How do you define grace? For my wife and I, grace is an act of unwarranted favor or mercy toward our foster children. By the definition of foster parenting itself some might consider my wife and I to be showing grace. But for our two foster kids we are definitely displaying grace.
I am not germaphobic. But having foster kids definitely adds a new level of yuck to our home. On Sunday… I watched the two boys (age 3 and 5) all day. At 6 p.m., one of them “accidentally” fell off the toilet… into the bathtub, and deposited poop in the bathtub and on our bathroom mirror. My level of anger was probably a 9 on a scale of 1 to 10–with 1 being everything is awesome… and 10 being Mount St. Helens. I was so mad I could barely speak when I saw the natural art in the bathroom.
What happened next? My wife said she would take care of it, and she graciously allowed me to go to the living room while she cleaned up the natural art in the bathroom.
Then the day after the impromptu art show, we took the boys to the Oregon Zoo. It was my first time taking children to a zoo. It was fun to watch them observe many of the animals Monday. While I watched them enjoying themselves, I thought to myself my wife and I are gracious to the boys for taking them to the zoo the day after the bathroom fiasco.
Today (Tuesday) the three-year-old had a meltdown. An impressive two-hours and 45 minutes, screaming for half of the time… kicking the wall… and calling us names. The young one actually hit/kicked my wife repeatedly, and my wife will most likely have bruises from the meltdown. This was after we took them both to see the movie: The Nut Job.

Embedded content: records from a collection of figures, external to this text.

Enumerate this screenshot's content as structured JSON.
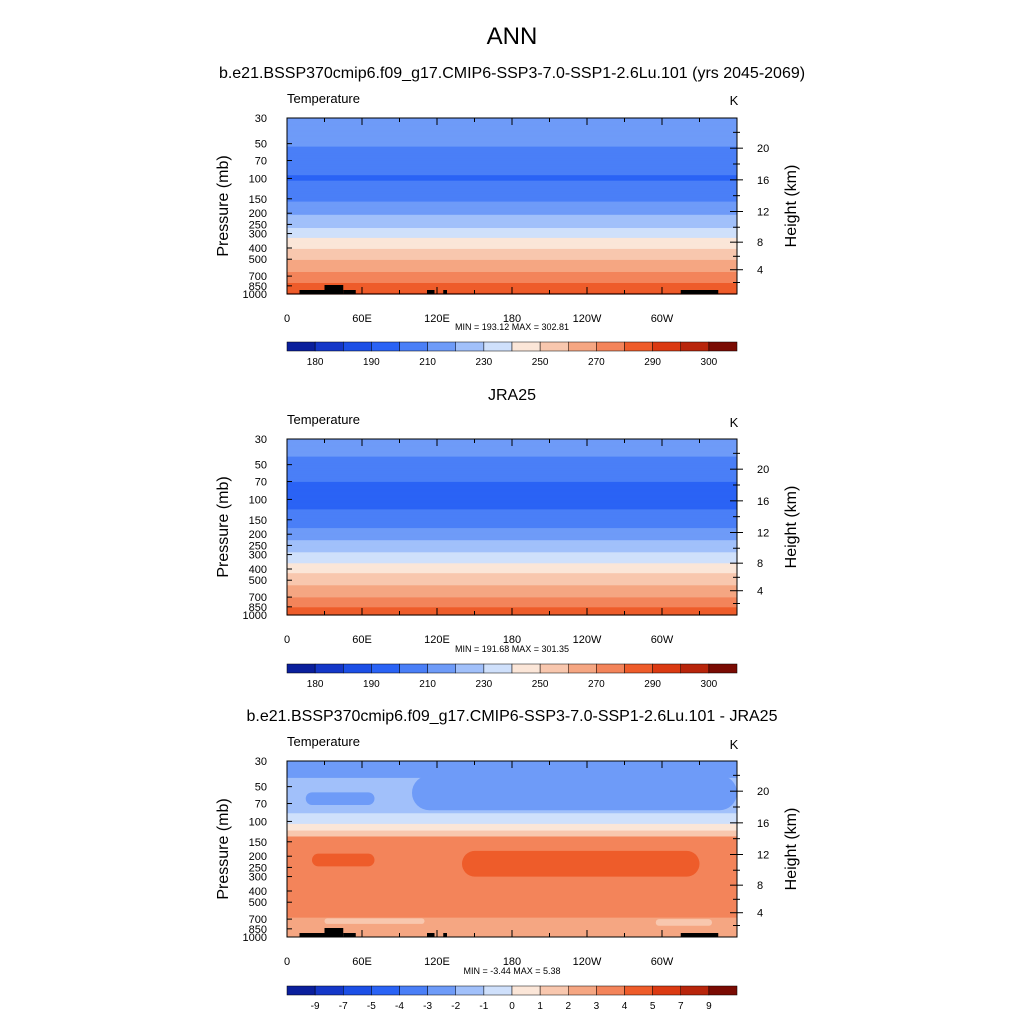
{
  "figure": {
    "title": "ANN",
    "panel_titles": [
      "b.e21.BSSP370cmip6.f09_g17.CMIP6-SSP3-7.0-SSP1-2.6Lu.101 (yrs 2045-2069)",
      "JRA25",
      "b.e21.BSSP370cmip6.f09_g17.CMIP6-SSP3-7.0-SSP1-2.6Lu.101 - JRA25"
    ]
  },
  "colors": {
    "temp_fill": [
      "#0a1f9c",
      "#1437c8",
      "#1c4fe6",
      "#2a63f5",
      "#4a7ff7",
      "#6e9bf8",
      "#a1c0fa",
      "#cfe0fb",
      "#fbe6d8",
      "#f8c7ae",
      "#f5a682",
      "#f3845a",
      "#ee5c2a",
      "#db3a12",
      "#b8250b",
      "#7a0b03"
    ],
    "terrain": "#000000"
  },
  "chart_data": [
    {
      "type": "heatmap",
      "panel": "model",
      "left_label": "Temperature",
      "unit_label": "K",
      "ylabel": "Pressure (mb)",
      "y2label": "Height (km)",
      "x_ticks": [
        "0",
        "60E",
        "120E",
        "180",
        "120W",
        "60W"
      ],
      "x_range": [
        0,
        360
      ],
      "pressure_ticks": [
        "30",
        "50",
        "70",
        "100",
        "150",
        "200",
        "250",
        "300",
        "400",
        "500",
        "700",
        "850",
        "1000"
      ],
      "height_ticks": [
        "20",
        "16",
        "12",
        "8",
        "4"
      ],
      "stats": "MIN = 193.12  MAX = 302.81",
      "colorbar_labels": [
        "180",
        "190",
        "210",
        "230",
        "250",
        "270",
        "290",
        "300"
      ],
      "profile_K": [
        [
          30,
          216
        ],
        [
          50,
          211
        ],
        [
          70,
          204
        ],
        [
          100,
          199
        ],
        [
          150,
          208
        ],
        [
          200,
          219
        ],
        [
          250,
          227
        ],
        [
          300,
          236
        ],
        [
          400,
          249
        ],
        [
          500,
          259
        ],
        [
          700,
          274
        ],
        [
          850,
          283
        ],
        [
          1000,
          291
        ]
      ],
      "terrain_lon": [
        [
          10,
          40
        ],
        [
          30,
          45
        ],
        [
          45,
          55
        ],
        [
          112,
          118
        ],
        [
          125,
          128
        ],
        [
          315,
          345
        ]
      ]
    },
    {
      "type": "heatmap",
      "panel": "observations",
      "left_label": "Temperature",
      "unit_label": "K",
      "ylabel": "Pressure (mb)",
      "y2label": "Height (km)",
      "x_ticks": [
        "0",
        "60E",
        "120E",
        "180",
        "120W",
        "60W"
      ],
      "x_range": [
        0,
        360
      ],
      "pressure_ticks": [
        "30",
        "50",
        "70",
        "100",
        "150",
        "200",
        "250",
        "300",
        "400",
        "500",
        "700",
        "850",
        "1000"
      ],
      "height_ticks": [
        "20",
        "16",
        "12",
        "8",
        "4"
      ],
      "stats": "MIN = 191.68  MAX = 301.35",
      "colorbar_labels": [
        "180",
        "190",
        "210",
        "230",
        "250",
        "270",
        "290",
        "300"
      ],
      "profile_K": [
        [
          30,
          214
        ],
        [
          50,
          208
        ],
        [
          70,
          200
        ],
        [
          100,
          196
        ],
        [
          150,
          204
        ],
        [
          200,
          215
        ],
        [
          250,
          224
        ],
        [
          300,
          232
        ],
        [
          400,
          246
        ],
        [
          500,
          256
        ],
        [
          700,
          270
        ],
        [
          850,
          279
        ],
        [
          1000,
          288
        ]
      ]
    },
    {
      "type": "heatmap",
      "panel": "difference",
      "left_label": "Temperature",
      "unit_label": "K",
      "ylabel": "Pressure (mb)",
      "y2label": "Height (km)",
      "x_ticks": [
        "0",
        "60E",
        "120E",
        "180",
        "120W",
        "60W"
      ],
      "x_range": [
        0,
        360
      ],
      "pressure_ticks": [
        "30",
        "50",
        "70",
        "100",
        "150",
        "200",
        "250",
        "300",
        "400",
        "500",
        "700",
        "850",
        "1000"
      ],
      "height_ticks": [
        "20",
        "16",
        "12",
        "8",
        "4"
      ],
      "stats": "MIN =  -3.44  MAX =   5.38",
      "colorbar_labels": [
        "-9",
        "-7",
        "-5",
        "-4",
        "-3",
        "-2",
        "-1",
        "0",
        "1",
        "2",
        "3",
        "4",
        "5",
        "7",
        "9"
      ],
      "layers": [
        {
          "p_top": 30,
          "p_bot": 42,
          "value": -3
        },
        {
          "p_top": 42,
          "p_bot": 85,
          "value": -2
        },
        {
          "p_top": 85,
          "p_bot": 105,
          "value": -1
        },
        {
          "p_top": 105,
          "p_bot": 120,
          "value": 0
        },
        {
          "p_top": 120,
          "p_bot": 135,
          "value": 1
        },
        {
          "p_top": 135,
          "p_bot": 680,
          "value": 3
        },
        {
          "p_top": 680,
          "p_bot": 1000,
          "value": 2
        }
      ],
      "regions": [
        {
          "lon": [
            100,
            360
          ],
          "p_top": 40,
          "p_bot": 80,
          "value": -3
        },
        {
          "lon": [
            15,
            70
          ],
          "p_top": 56,
          "p_bot": 72,
          "value": -3
        },
        {
          "lon": [
            20,
            70
          ],
          "p_top": 190,
          "p_bot": 245,
          "value": 4
        },
        {
          "lon": [
            140,
            330
          ],
          "p_top": 180,
          "p_bot": 300,
          "value": 4
        },
        {
          "lon": [
            30,
            110
          ],
          "p_top": 690,
          "p_bot": 770,
          "value": 1
        },
        {
          "lon": [
            295,
            340
          ],
          "p_top": 700,
          "p_bot": 800,
          "value": 1
        }
      ],
      "terrain_lon": [
        [
          10,
          40
        ],
        [
          30,
          45
        ],
        [
          45,
          55
        ],
        [
          112,
          118
        ],
        [
          125,
          128
        ],
        [
          315,
          345
        ]
      ]
    }
  ]
}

As soon as the three-year-old calmed down and started to eat dinner, the five-year-old melted down. He took the books on the bookshelf and shoved them all onto the floor. He then screamed and yelled for several minutes. It was insane.

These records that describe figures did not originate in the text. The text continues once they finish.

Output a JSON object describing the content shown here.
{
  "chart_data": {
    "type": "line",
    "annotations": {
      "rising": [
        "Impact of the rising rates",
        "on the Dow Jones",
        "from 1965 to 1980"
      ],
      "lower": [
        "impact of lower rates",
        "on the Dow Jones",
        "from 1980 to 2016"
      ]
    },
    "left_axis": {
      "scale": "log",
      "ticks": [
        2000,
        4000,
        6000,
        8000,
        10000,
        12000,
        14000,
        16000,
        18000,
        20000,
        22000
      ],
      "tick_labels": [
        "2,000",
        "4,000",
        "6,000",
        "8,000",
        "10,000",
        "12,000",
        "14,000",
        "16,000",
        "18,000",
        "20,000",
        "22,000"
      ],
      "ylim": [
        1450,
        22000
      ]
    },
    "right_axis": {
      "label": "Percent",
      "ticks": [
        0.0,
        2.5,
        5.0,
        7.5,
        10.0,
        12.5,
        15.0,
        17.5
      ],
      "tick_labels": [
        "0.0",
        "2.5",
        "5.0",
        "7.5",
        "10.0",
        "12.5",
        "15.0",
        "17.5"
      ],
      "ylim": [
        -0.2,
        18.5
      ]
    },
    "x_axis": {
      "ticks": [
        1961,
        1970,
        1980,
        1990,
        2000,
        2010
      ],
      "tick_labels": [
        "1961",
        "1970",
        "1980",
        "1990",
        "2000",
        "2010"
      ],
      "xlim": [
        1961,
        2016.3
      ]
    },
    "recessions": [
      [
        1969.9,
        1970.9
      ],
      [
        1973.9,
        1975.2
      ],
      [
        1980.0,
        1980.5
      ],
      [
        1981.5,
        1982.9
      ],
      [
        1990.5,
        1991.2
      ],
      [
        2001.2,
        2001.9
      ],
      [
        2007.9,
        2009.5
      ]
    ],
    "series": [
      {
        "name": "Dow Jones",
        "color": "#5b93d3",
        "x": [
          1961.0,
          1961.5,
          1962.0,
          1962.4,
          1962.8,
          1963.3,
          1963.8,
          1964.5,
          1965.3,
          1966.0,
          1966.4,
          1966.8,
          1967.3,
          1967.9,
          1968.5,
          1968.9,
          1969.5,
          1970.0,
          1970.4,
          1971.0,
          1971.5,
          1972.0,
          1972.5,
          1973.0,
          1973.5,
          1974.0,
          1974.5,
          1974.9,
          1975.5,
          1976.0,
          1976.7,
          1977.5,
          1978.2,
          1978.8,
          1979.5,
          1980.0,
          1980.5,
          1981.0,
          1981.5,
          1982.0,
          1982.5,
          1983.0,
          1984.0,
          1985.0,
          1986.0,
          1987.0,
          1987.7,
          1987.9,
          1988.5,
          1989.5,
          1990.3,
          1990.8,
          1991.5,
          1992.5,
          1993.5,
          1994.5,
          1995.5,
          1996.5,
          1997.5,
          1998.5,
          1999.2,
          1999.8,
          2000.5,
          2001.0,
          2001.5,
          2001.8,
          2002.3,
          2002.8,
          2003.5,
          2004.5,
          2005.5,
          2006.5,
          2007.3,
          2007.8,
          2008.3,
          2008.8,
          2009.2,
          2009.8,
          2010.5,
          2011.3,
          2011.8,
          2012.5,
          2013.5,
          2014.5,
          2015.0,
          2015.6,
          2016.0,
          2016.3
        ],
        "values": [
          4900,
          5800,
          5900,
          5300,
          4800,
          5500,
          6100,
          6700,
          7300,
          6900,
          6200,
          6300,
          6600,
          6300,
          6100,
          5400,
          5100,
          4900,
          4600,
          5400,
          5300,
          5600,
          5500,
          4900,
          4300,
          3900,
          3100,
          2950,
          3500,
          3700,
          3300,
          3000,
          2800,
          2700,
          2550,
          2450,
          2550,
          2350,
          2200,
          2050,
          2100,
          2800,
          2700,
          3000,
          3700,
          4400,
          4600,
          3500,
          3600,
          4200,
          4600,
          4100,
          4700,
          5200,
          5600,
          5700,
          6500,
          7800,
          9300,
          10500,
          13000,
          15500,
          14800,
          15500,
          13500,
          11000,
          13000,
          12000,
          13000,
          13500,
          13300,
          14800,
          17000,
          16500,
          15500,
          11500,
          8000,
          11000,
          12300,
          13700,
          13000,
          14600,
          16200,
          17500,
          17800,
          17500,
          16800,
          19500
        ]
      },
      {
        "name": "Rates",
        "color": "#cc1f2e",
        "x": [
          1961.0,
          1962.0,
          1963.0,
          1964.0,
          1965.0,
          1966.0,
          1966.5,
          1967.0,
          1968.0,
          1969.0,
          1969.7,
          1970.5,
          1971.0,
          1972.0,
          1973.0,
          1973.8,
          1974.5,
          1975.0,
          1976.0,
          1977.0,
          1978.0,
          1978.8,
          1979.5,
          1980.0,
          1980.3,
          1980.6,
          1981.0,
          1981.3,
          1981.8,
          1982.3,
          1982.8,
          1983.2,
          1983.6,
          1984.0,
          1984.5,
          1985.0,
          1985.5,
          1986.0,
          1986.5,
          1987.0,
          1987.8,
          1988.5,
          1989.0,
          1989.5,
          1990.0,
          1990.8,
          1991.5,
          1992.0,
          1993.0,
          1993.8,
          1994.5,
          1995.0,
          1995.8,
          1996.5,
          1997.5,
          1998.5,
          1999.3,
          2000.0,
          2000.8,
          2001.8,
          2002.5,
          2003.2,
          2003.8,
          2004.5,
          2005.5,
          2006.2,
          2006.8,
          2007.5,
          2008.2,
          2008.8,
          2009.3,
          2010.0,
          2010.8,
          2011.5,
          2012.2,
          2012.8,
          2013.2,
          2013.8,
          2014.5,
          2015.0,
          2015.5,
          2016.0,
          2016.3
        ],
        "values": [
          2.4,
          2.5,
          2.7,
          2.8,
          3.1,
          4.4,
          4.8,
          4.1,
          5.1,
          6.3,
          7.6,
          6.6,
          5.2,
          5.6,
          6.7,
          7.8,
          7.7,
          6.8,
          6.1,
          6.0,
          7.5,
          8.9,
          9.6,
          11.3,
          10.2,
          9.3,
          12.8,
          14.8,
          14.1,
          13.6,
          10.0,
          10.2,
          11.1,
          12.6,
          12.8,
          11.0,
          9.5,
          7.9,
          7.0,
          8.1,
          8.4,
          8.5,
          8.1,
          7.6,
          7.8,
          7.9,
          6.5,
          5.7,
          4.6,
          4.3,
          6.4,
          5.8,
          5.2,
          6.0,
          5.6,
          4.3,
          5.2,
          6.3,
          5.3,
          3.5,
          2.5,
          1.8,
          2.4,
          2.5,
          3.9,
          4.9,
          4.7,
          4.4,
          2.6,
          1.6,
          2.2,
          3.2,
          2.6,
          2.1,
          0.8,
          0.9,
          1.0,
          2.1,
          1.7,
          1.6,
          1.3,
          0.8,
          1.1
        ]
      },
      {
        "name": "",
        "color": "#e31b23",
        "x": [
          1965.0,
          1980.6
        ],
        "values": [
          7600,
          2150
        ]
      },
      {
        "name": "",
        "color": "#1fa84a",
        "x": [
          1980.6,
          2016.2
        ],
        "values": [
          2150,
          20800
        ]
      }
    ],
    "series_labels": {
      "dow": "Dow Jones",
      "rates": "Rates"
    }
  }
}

My wife calls it “passing the baton”… because it is difficult for them both to be good at the same time. But it is also very rare for them to both be mad at the same time. Typically one displays bad behavior… and the other displays good behavior.
Tomorrow I expect we will do something else nice for them. Grace is being nice to a person when someone else does not deserve it. Grace is not always easy… especially with two high maintenance kids who lie, punch, kick, throw things, and poop/pee in their underwear when they are angry. But my wife and I are still gracious toward them.
How gracious could you be when two people who are angry at the world take it out on you?